Как Зою выписали, я не помню. Меня перевели в палату для мальчиков — и Зоя исчезла вдруг, незаметно. А потом, однажды, наша дверь отворилась, заглянула Оля и поманила меня к себе. Я вышел в коридор. Был ровный, серый день.
— Меня выписывают, до свидания, — сказала Оля.
— До свидания, — легко ответил я, поглядев в ее глаза…
Часто я думаю: что стало с нашей Зоей? Жива ли она? Как вернулась она в свою прежнюю, «обычную» жизнь? И не могла ли эта внезапная любовь обмануть, еще более изранить ее?
В жизни случается много-много плохого, но мы об этом почти ничего не помним. Может быть, и у Зои все плохое сотрется из памяти, может, она давно уже не помнит своего детства?
А меня иногда навещает та осень…
Из больницы, с дежурства, возвращается моя жена.

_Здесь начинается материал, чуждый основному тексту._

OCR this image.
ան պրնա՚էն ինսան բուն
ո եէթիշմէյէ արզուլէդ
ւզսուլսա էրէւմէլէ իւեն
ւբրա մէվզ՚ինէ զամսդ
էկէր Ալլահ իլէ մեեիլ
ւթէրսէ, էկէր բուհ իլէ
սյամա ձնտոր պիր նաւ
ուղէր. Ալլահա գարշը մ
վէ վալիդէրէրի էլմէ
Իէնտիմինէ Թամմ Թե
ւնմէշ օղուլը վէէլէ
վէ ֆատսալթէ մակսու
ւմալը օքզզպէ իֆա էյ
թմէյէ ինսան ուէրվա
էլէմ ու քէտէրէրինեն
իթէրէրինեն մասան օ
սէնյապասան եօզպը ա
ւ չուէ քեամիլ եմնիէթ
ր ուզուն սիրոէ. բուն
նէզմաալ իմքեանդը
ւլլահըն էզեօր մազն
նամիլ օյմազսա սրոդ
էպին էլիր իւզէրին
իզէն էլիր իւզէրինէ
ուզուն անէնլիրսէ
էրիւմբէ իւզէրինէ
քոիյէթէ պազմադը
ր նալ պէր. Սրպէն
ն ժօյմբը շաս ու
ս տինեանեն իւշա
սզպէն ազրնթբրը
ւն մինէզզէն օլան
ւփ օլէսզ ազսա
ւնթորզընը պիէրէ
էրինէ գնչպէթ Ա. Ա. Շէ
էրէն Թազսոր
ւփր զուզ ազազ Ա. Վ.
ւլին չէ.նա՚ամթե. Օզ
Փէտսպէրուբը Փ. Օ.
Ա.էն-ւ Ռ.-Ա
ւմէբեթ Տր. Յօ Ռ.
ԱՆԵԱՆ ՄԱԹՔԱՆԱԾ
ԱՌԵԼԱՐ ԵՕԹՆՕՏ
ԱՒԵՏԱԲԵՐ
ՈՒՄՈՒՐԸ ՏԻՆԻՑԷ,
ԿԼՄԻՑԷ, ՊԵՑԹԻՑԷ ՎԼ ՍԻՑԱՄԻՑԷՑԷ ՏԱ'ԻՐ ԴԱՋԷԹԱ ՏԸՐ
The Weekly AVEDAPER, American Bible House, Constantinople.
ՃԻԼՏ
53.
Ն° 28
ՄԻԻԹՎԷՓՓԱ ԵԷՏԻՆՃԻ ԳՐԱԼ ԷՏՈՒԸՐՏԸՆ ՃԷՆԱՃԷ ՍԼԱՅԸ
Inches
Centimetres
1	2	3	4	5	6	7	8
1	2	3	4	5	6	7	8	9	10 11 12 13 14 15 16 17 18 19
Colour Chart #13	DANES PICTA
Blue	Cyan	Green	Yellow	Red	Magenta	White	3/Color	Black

— Помнишь того парнишку, у которого саркома? Его сегодня выписали… умирать. Домой. Мать просила выписать — все же дома лучше. Ему девятнадцать.
Моя жена садится поближе.
— А он в Бога не верит… Мы подарили иконку. А дома все-таки лучше?
— Лучше. Будем ужинать?
— Что? Да, будем. А он заплакал! Его мужики всей палатой пошли провожать, говорят: «Ну ты не болей, поправляйся». А он на них посмотрел так — и вдруг взял и заплакал…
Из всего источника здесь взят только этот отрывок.